Our team’s unified purpose is to facilitate opportunities for people to meaningfully engage with the institution’s teaching, research, and community mission. The front line builds and advances relationships – our team provides the tools to allow them to do that. That could be data, could be a CRM, a report, or a mobile phone. No matter one’s role, the work in some way enables or facilitates carrying out the Advancement mission.

Each team member knows what enabling and facilitating looks like from their own perspective. They may be less aware of how others enable and facilitate. That’s my goal for these meetings: To help everyone get a sense of the range of ways Operations drives the mission.

First, each team manager speaks very briefly about a few current highlights. Not the full range of what everyone’s working on. Just what’s looming large now, with an emphasis on work that directly supports front-line success.
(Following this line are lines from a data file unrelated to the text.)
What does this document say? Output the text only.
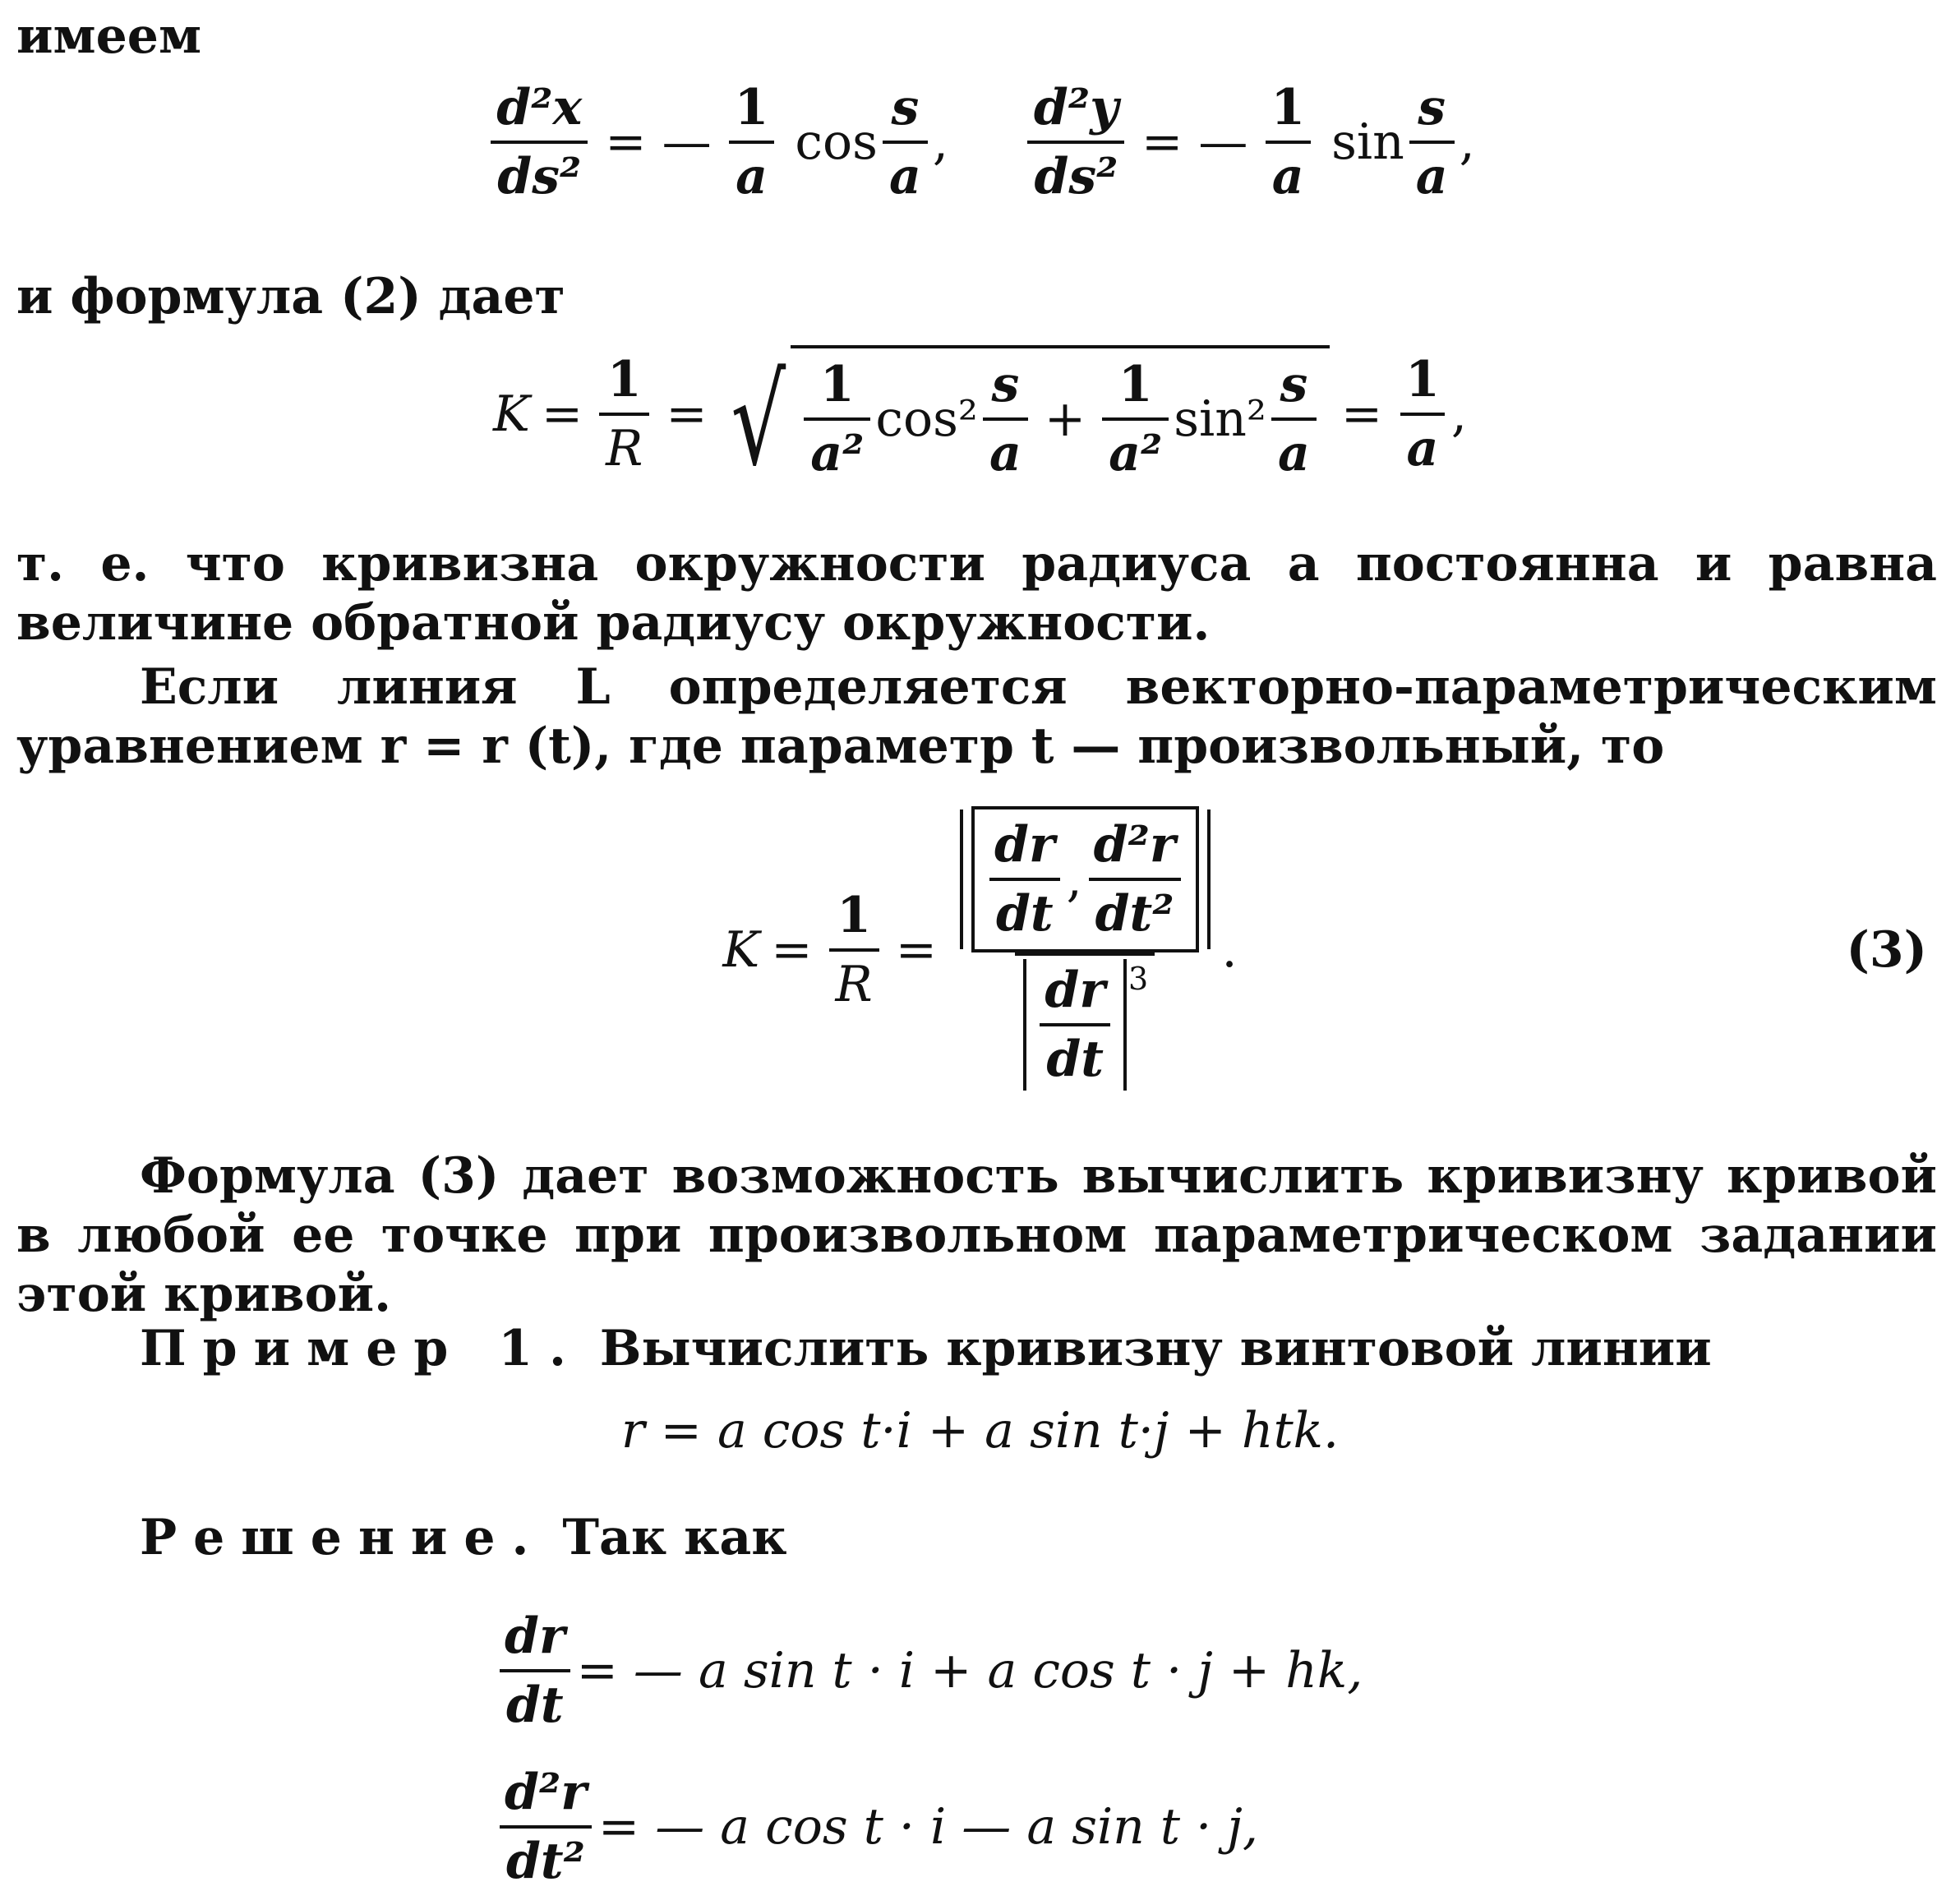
имеем

$\frac{\text{d²x}}{\text{ds²}}$ = — $\frac{1}{a}$ $\cos \frac{s}{a}$ , $\frac{\text{d²y}}{\text{ds²}}$ = — $\frac{1}{a}$ $\sin \frac{s}{a}$ ,

и формула (2) дает

$K = \frac{1}{R}$ = √ $\frac{1}{\text{a²}} \cos^2 \frac{s}{a} + \frac{1}{\text{a²}} \sin^2 \frac{s}{a} = \frac{1}{a}$ ,

т. е. что кривизна окружности радиуса a постоянна и равна величине обратной радиусу окружности.

Если линия L определяется векторно-параметрическим уравнением r = r (t), где параметр t — произвольный, то

$K = \frac{1}{R} = \frac{\frac{dr}{dt} , \frac{\text{d²r}}{\text{dt²}}}{\frac{dr}{dt} ^3}$ .	(3)

Формула (3) дает возможность вычислить кривизну кривой в любой ее точке при произвольном параметрическом задании этой кривой.

Пример 1. Вычислить кривизну винтовой линии

r = a cos t·i + a sin t·j + htk.

Решение. Так как

$\frac{dr}{dt}$ = — a sin t · i + a cos t · j + hk,
$\frac{\text{d²r}}{\text{dt²}}$ = — a cos t · i — a sin t · j,
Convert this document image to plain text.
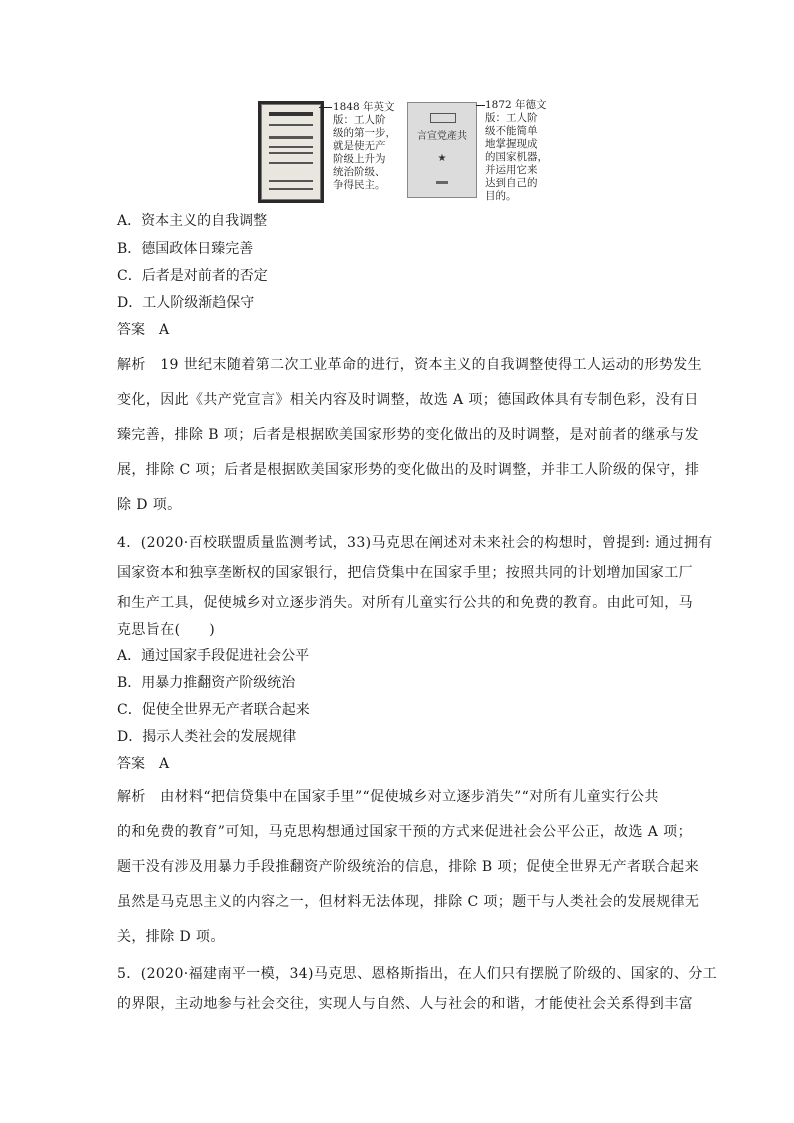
1848 年英文
版：工人阶
级的第一步，
就是使无产
阶级上升为
统治阶级、
争得民主。
言宣党產共
★
1872 年德文
版：工人阶
级不能简单
地掌握现成
的国家机器，
并运用它来
达到自己的
目的。
A．资本主义的自我调整
B．德国政体日臻完善
C．后者是对前者的否定
D．工人阶级渐趋保守
答案　A
解析　19 世纪末随着第二次工业革命的进行，资本主义的自我调整使得工人运动的形势发生
变化，因此《共产党宣言》相关内容及时调整，故选 A 项；德国政体具有专制色彩，没有日
臻完善，排除 B 项；后者是根据欧美国家形势的变化做出的及时调整，是对前者的继承与发
展，排除 C 项；后者是根据欧美国家形势的变化做出的及时调整，并非工人阶级的保守，排
除 D 项。
4．(2020·百校联盟质量监测考试，33)马克思在阐述对未来社会的构想时，曾提到: 通过拥有
国家资本和独享垄断权的国家银行，把信贷集中在国家手里；按照共同的计划增加国家工厂
和生产工具，促使城乡对立逐步消失。对所有儿童实行公共的和免费的教育。由此可知，马
克思旨在(　　)
A．通过国家手段促进社会公平
B．用暴力推翻资产阶级统治
C．促使全世界无产者联合起来
D．揭示人类社会的发展规律
答案　A
解析　由材料“把信贷集中在国家手里”“促使城乡对立逐步消失”“对所有儿童实行公共
的和免费的教育”可知，马克思构想通过国家干预的方式来促进社会公平公正，故选 A 项；
题干没有涉及用暴力手段推翻资产阶级统治的信息，排除 B 项；促使全世界无产者联合起来
虽然是马克思主义的内容之一，但材料无法体现，排除 C 项；题干与人类社会的发展规律无
关，排除 D 项。
5．(2020·福建南平一模，34)马克思、恩格斯指出，在人们只有摆脱了阶级的、国家的、分工
的界限，主动地参与社会交往，实现人与自然、人与社会的和谐，才能使社会关系得到丰富
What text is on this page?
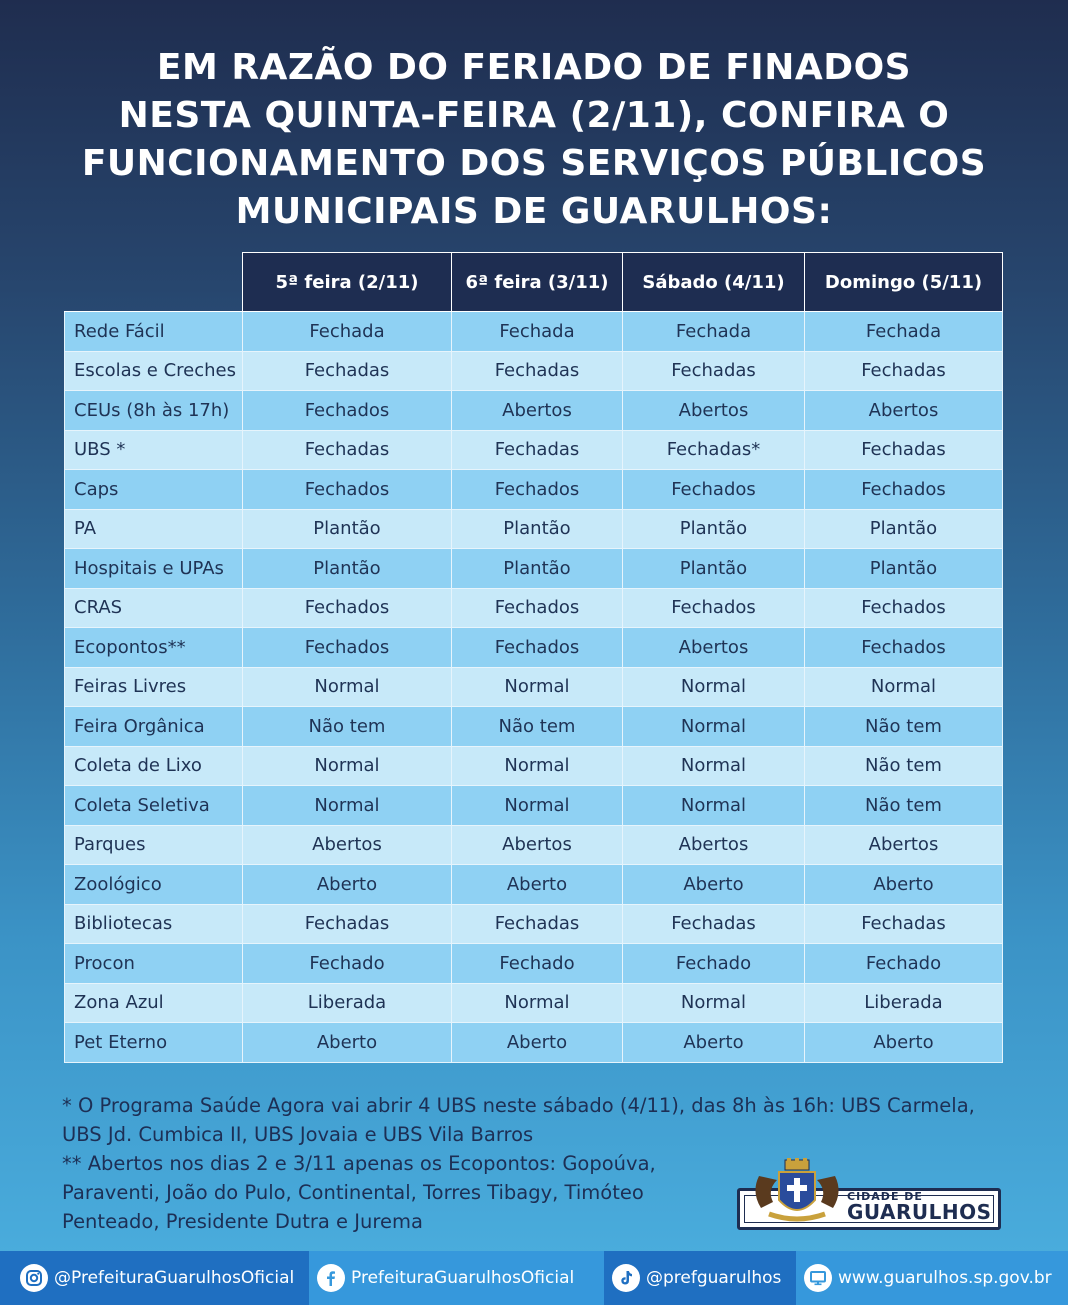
EM RAZÃO DO FERIADO DE FINADOS
NESTA QUINTA-FEIRA (2/11), CONFIRA O
FUNCIONAMENTO DOS SERVIÇOS PÚBLICOS
MUNICIPAIS DE GUARULHOS:
	5ª feira (2/11)	6ª feira (3/11)	Sábado (4/11)	Domingo (5/11)
Rede Fácil	Fechada	Fechada	Fechada	Fechada
Escolas e Creches	Fechadas	Fechadas	Fechadas	Fechadas
CEUs (8h às 17h)	Fechados	Abertos	Abertos	Abertos
UBS *	Fechadas	Fechadas	Fechadas*	Fechadas
Caps	Fechados	Fechados	Fechados	Fechados
PA	Plantão	Plantão	Plantão	Plantão
Hospitais e UPAs	Plantão	Plantão	Plantão	Plantão
CRAS	Fechados	Fechados	Fechados	Fechados
Ecopontos**	Fechados	Fechados	Abertos	Fechados
Feiras Livres	Normal	Normal	Normal	Normal
Feira Orgânica	Não tem	Não tem	Normal	Não tem
Coleta de Lixo	Normal	Normal	Normal	Não tem
Coleta Seletiva	Normal	Normal	Normal	Não tem
Parques	Abertos	Abertos	Abertos	Abertos
Zoológico	Aberto	Aberto	Aberto	Aberto
Bibliotecas	Fechadas	Fechadas	Fechadas	Fechadas
Procon	Fechado	Fechado	Fechado	Fechado
Zona Azul	Liberada	Normal	Normal	Liberada
Pet Eterno	Aberto	Aberto	Aberto	Aberto

* O Programa Saúde Agora vai abrir 4 UBS neste sábado (4/11), das 8h às 16h: UBS Carmela, UBS Jd. Cumbica II, UBS Jovaia e UBS Vila Barros

** Abertos nos dias 2 e 3/11 apenas os Ecopontos: Gopoúva, Paraventi, João do Pulo, Continental, Torres Tibagy, Timóteo Penteado, Presidente Dutra e Jurema

CIDADE DE
GUARULHOS
@PrefeituraGuarulhosOficial	PrefeituraGuarulhosOficial	@prefguarulhos	www.guarulhos.sp.gov.br
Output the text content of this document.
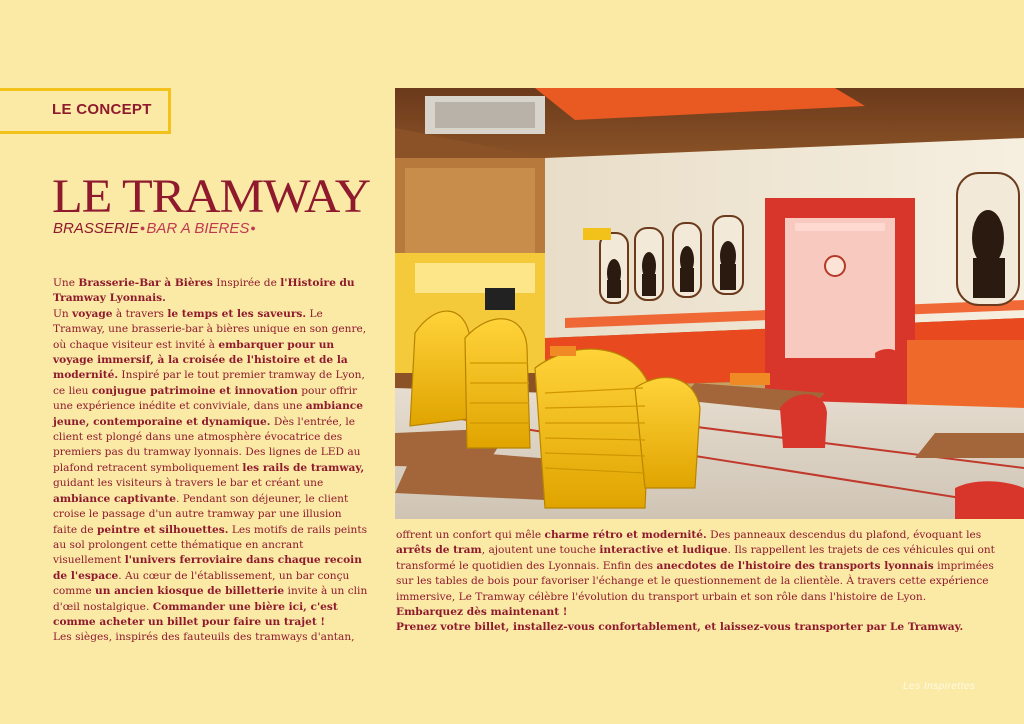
LE CONCEPT
LE TRAMWAY
BRASSERIE●BAR A BIERES●
Une Brasserie-Bar à Bières Inspirée de l'Histoire du Tramway Lyonnais.
Un voyage à travers le temps et les saveurs. Le Tramway, une brasserie-bar à bières unique en son genre, où chaque visiteur est invité à embarquer pour un voyage immersif, à la croisée de l'histoire et de la modernité. Inspiré par le tout premier tramway de Lyon, ce lieu conjugue patrimoine et innovation pour offrir une expérience inédite et conviviale, dans une ambiance jeune, contemporaine et dynamique. Dès l'entrée, le client est plongé dans une atmosphère évocatrice des premiers pas du tramway lyonnais. Des lignes de LED au plafond retracent symboliquement les rails de tramway, guidant les visiteurs à travers le bar et créant une ambiance captivante. Pendant son déjeuner, le client croise le passage d'un autre tramway par une illusion faite de peintre et silhouettes. Les motifs de rails peints au sol prolongent cette thématique en ancrant visuellement l'univers ferroviaire dans chaque recoin de l'espace. Au cœur de l'établissement, un bar conçu comme un ancien kiosque de billetterie invite à un clin d'œil nostalgique. Commander une bière ici, c'est comme acheter un billet pour faire un trajet !
Les sièges, inspirés des fauteuils des tramways d'antan,
offrent un confort qui mêle charme rétro et modernité. Des panneaux descendus du plafond, évoquant les arrêts de tram, ajoutent une touche interactive et ludique. Ils rappellent les trajets de ces véhicules qui ont transformé le quotidien des Lyonnais. Enfin des anecdotes de l'histoire des transports lyonnais imprimées sur les tables de bois pour favoriser l'échange et le questionnement de la clientèle. À travers cette expérience immersive, Le Tramway célèbre l'évolution du transport urbain et son rôle dans l'histoire de Lyon.
Embarquez dès maintenant !
Prenez votre billet, installez-vous confortablement, et laissez-vous transporter par Le Tramway.
Les Inspirettes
Second, one team member gives a short presentation on any aspect of their work, ranging from 10 to 20 minutes. The topic can be anything. It doesn’t have to relate to everyone (or anyone) else’s work. Given the diversity of the team this isn’t possible anyway. The only requirement is that it provides a concrete example of how Operations supports fundraising, alumni and constituent engagement, marketing, donor relations, or communications.

The aim is not cross-pollination or collaboration, which already happens. Rather, I hope it provides a little inspiration.

If your team meets for the sake of meeting, if you’re stuck in the rut of “that’s what we’ve always done,” then consider going on hiatus for July and August, reformulate your purpose for meeting, and reconvene fresh in the fall.